I took off half the SKF yesterday and moved stops. Because (repeat after me) We Never, Ever Let a 25% Weekend Move Get Away. Plus, the double-short products are just a pure shit ripoff. They're intraday-only.
All three indices look to me to be at the bottom trendline of a wedge. A break of that downtrend line could mean a lot of downside for the markets. A bounce could be a big move up.
I went back to the bible, Edwards & Magee's "Technical Analysis of Stock Trends," and looked up the pattern of a wedge.
Tell me how well their comments have held up:
Rising wedges are common in bear market rallies. Magee says that it is so typical that frequent appearances of wedges after an extensive decline bring about questions as to whether a new bull trend is in place.

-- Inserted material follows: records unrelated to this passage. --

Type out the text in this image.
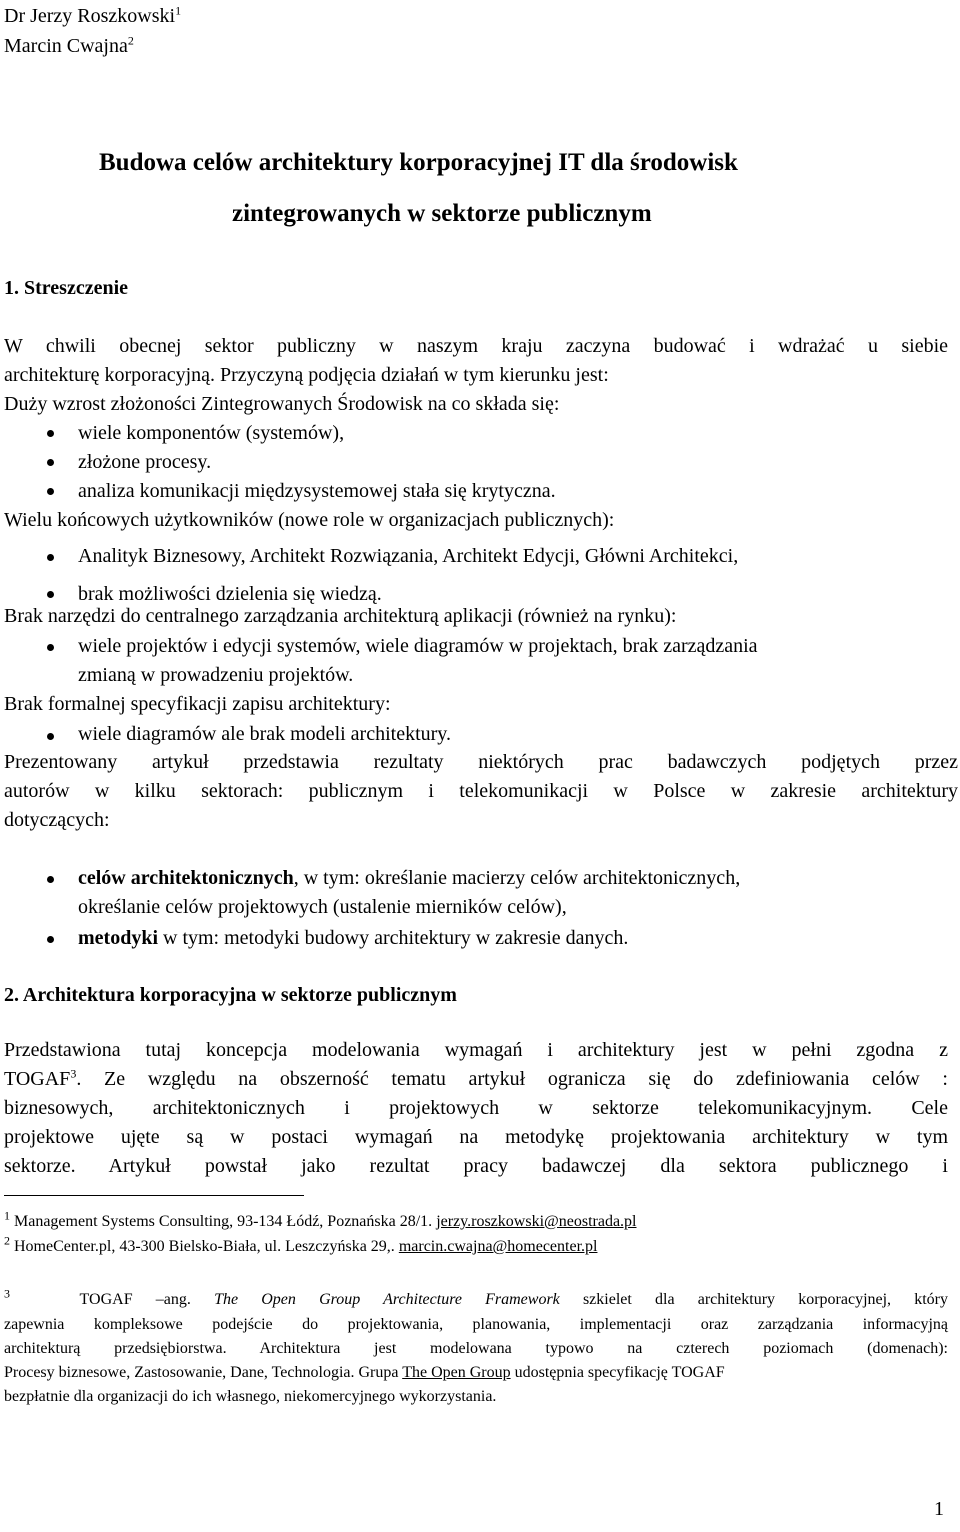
Dr Jerzy Roszkowski$^1$
Marcin Cwajna$^2$
Budowa celów architektury korporacyjnej IT dla środowisk
zintegrowanych w sektorze publicznym
1. Streszczenie
W chwili obecnej sektor publiczny w naszym kraju zaczyna budować i wdrażać u siebie
architekturę korporacyjną. Przyczyną podjęcia działań w tym kierunku jest:
Duży wzrost złożoności Zintegrowanych Środowisk na co składa się:
wiele komponentów (systemów),
złożone procesy.
analiza komunikacji międzysystemowej stała się krytyczna.
Wielu końcowych użytkowników (nowe role w organizacjach publicznych):
Analityk Biznesowy, Architekt Rozwiązania, Architekt Edycji, Główni Architekci,
brak możliwości dzielenia się wiedzą.
Brak narzędzi do centralnego zarządzania architekturą aplikacji (również na rynku):
wiele projektów i edycji systemów, wiele diagramów w projektach, brak zarządzania
zmianą w prowadzeniu projektów.
Brak formalnej specyfikacji zapisu architektury:
wiele diagramów ale brak modeli architektury.
Prezentowany artykuł przedstawia rezultaty niektórych prac badawczych podjętych przez
autorów w kilku sektorach: publicznym i telekomunikacji w Polsce w zakresie architektury
dotyczących:
celów architektonicznych, w tym: określanie macierzy celów architektonicznych,
określanie celów projektowych (ustalenie mierników celów),
metodyki w tym: metodyki budowy architektury w zakresie danych.
2. Architektura korporacyjna w sektorze publicznym
Przedstawiona tutaj koncepcja modelowania wymagań i architektury jest w pełni zgodna z
TOGAF$^3$. Ze względu na obszerność tematu artykuł ogranicza się do zdefiniowania celów :
biznesowych, architektonicznych i projektowych w sektorze telekomunikacyjnym. Cele
projektowe ujęte są w postaci wymagań na metodykę projektowania architektury w tym
sektorze. Artykuł powstał jako rezultat pracy badawczej dla sektora publicznego i
$^1$ Management Systems Consulting, 93-134 Łódź, Poznańska 28/1. jerzy.roszkowski@neostrada.pl
$^2$ HomeCenter.pl, 43-300 Bielsko-Biała, ul. Leszczyńska 29,. marcin.cwajna@homecenter.pl
$^3$	TOGAF –ang. The Open Group Architecture Framework szkielet dla architektury korporacyjnej, który
zapewnia kompleksowe podejście do projektowania, planowania, implementacji oraz zarządzania informacyjną
architekturą przedsiębiorstwa. Architektura jest modelowana typowo na czterech poziomach (domenach):
Procesy biznesowe, Zastosowanie, Dane, Technologia. Grupa The Open Group udostępnia specyfikację TOGAF
bezpłatnie dla organizacji do ich własnego, niekomercyjnego wykorzystania.
1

Does that sound familiar?
Another item of note is that it normally takes more than three weeks to complete. We've got that. And once prices break out of the wedge to the downside they usually waste little time before declining in earnest.
We're still somewhat overbought, not as bad as it was a week ago.
I would lean to the short side here, with the caveat that it's hard to make money during earnings season either way.
Geithner speaks, or rather obfuscates, late morning. Last time, it was worth a 100 point Dow bounce. The plan is to stay neutral until he speaks. If you want to be long, some oil might be good on a reversal.